Le bras de fer entre Bruxelles et les plateformes digitales continue. L'exécutif européen entend faire passer des millions de personnes sous le statut de salarié.
Une directive ambitieuse pour sécuriser les travailleurs indépendants
La guerre est déclarée entre les plateformes de livraison et la Commission européenne. L'exécutif continental veut faire des livreurs de Deliveroo et des chauffeurs d’Uber des salariés à part entière et les émanciper de leurs conditions de travail actuelles, qui dépendent amplement d’un algorithme. Aujourd’hui, ce sont 28 millions d'Européens qui travaillent pour ces plateformes, dont 90 % avec le statut d'indépendant. Un chiffre qui devrait grimper à 43 millions d’ici 2025.
À travers l’Union Européenne, plus d’une centaine de décisions judiciaires ont été rendues tandis que d’autres sont en attente sur des contentieux similaires. Certains jugements, notamment en Espagne et aux Pays-Bas, ont requalifié les travailleurs des plateformes épinglées comme des salariés, tandis que d’autres vont dans le sens contraire. Soucieux d’harmonisation, l'exécutif communautaire a présenté ce jeudi 9 décembre son projet de directive pour mettre en place des critères précis afin de déterminer le statut de ces travailleurs à l’échelle de l’Union Européenne. Il devra néanmoins être amendé et validé par le Parlement et le Conseil de l'UE par la suite.
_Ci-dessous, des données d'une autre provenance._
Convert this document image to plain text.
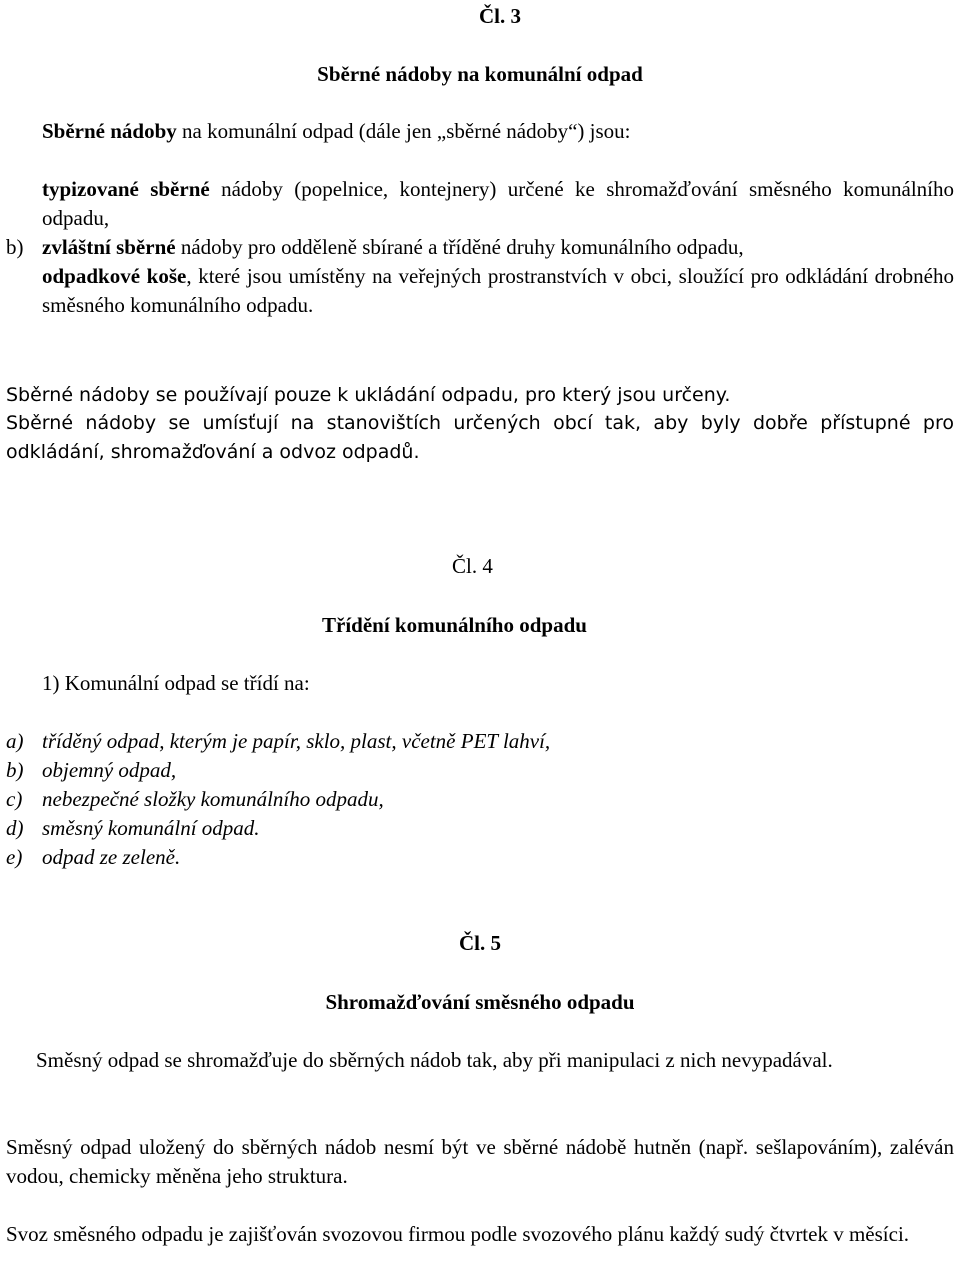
Čl. 3
Sběrné nádoby na komunální odpad
Sběrné nádoby na komunální odpad (dále jen „sběrné nádoby“) jsou:
typizované sběrné nádoby (popelnice, kontejnery) určené ke shromažďování směsného komunálního odpadu,
b) zvláštní sběrné nádoby pro odděleně sbírané a tříděné druhy komunálního odpadu,
odpadkové koše, které jsou umístěny na veřejných prostranstvích v obci, sloužící pro odkládání drobného směsného komunálního odpadu.
Sběrné nádoby se používají pouze k ukládání odpadu, pro který jsou určeny.
Sběrné nádoby se umísťují na stanovištích určených obcí tak, aby byly dobře přístupné pro odkládání, shromažďování a odvoz odpadů.
Čl. 4
Třídění komunálního odpadu
1) Komunální odpad se třídí na:
a) tříděný odpad, kterým je papír, sklo, plast, včetně PET lahví,
b) objemný odpad,
c) nebezpečné složky komunálního odpadu,
d) směsný komunální odpad.
e) odpad ze zeleně.
Čl. 5
Shromažďování směsného odpadu
Směsný odpad se shromažďuje do sběrných nádob tak, aby při manipulaci z nich nevypadával.
Směsný odpad uložený do sběrných nádob nesmí být ve sběrné nádobě hutněn (např. sešlapováním), zaléván vodou, chemicky měněna jeho struktura.
Svoz směsného odpadu je zajišťován svozovou firmou podle svozového plánu každý sudý čtvrtek v měsíci.
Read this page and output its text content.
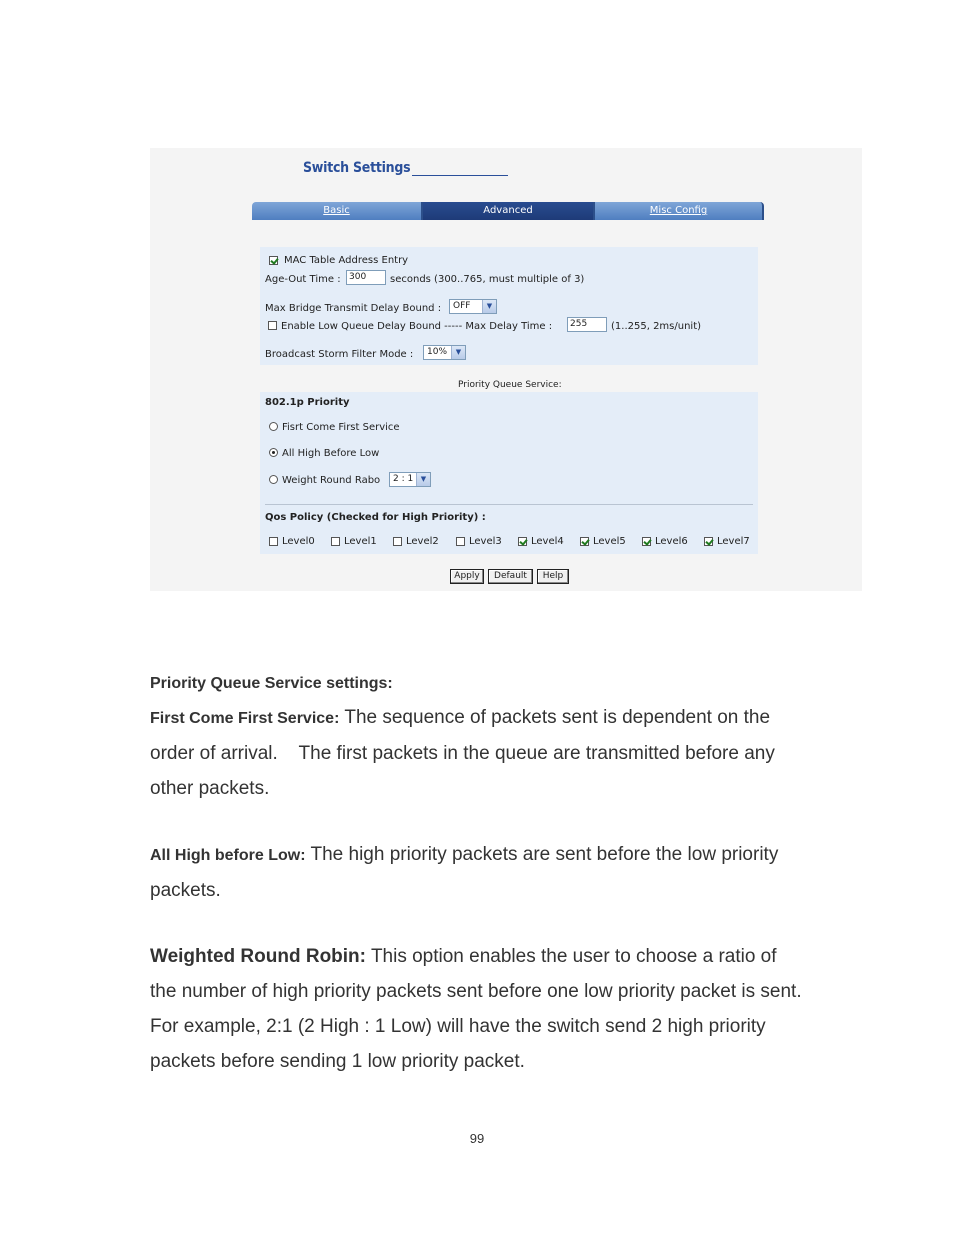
Switch Settings
Basic	Advanced	Misc Config
MAC Table Address Entry
Age-Out Time : 300	seconds (300..765, must multiple of 3)
Max Bridge Transmit Delay Bound :	OFF	▼
Enable Low Queue Delay Bound ----- Max Delay Time :	255	(1..255, 2ms/unit)
Broadcast Storm Filter Mode :	10%	▼
Priority Queue Service:
802.1p Priority
Fisrt Come First Service
All High Before Low
Weight Round Rabo	2 : 1	▼
Qos Policy (Checked for High Priority) :
Apply	Default	Help
Level0	Level1	Level2	Level3	Level4	Level5	Level6	Level7
Priority Queue Service settings:
First Come First Service: The sequence of packets sent is dependent on the
order of arrival.    The first packets in the queue are transmitted before any
other packets.
All High before Low: The high priority packets are sent before the low priority
packets.
Weighted Round Robin: This option enables the user to choose a ratio of
the number of high priority packets sent before one low priority packet is sent.
For example, 2:1 (2 High : 1 Low) will have the switch send 2 high priority
packets before sending 1 low priority packet.
99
Vers une « présomption de salariat »
Plus concrètement, Bruxelles souhaite désormais que ce soit les entreprises qui prouvent que leurs recrues ne sont pas des salariés mais des indépendants, en instituant une « présomption de salariat ». La Commission européenne a listé les cinq critères suivants pour définir si un travailleur peut être considéré comme salarié ou non : la plateforme fixe la rémunération, elle supervise le travail par un moyen électronique, elle impose au travailleur ses heures de travail, elle dicte la manière dont il doit se comporter avec le client et elle l’empêche de travailler pour un autre donneur d’ordre. Si le travailleur remplit deux de ces critères, son contrat doit être requalifié et la plateforme devra se soumettre aux obligations du droit du travail (salaire minimum, temps de travail, normes de sécurité…) dans le pays concerné.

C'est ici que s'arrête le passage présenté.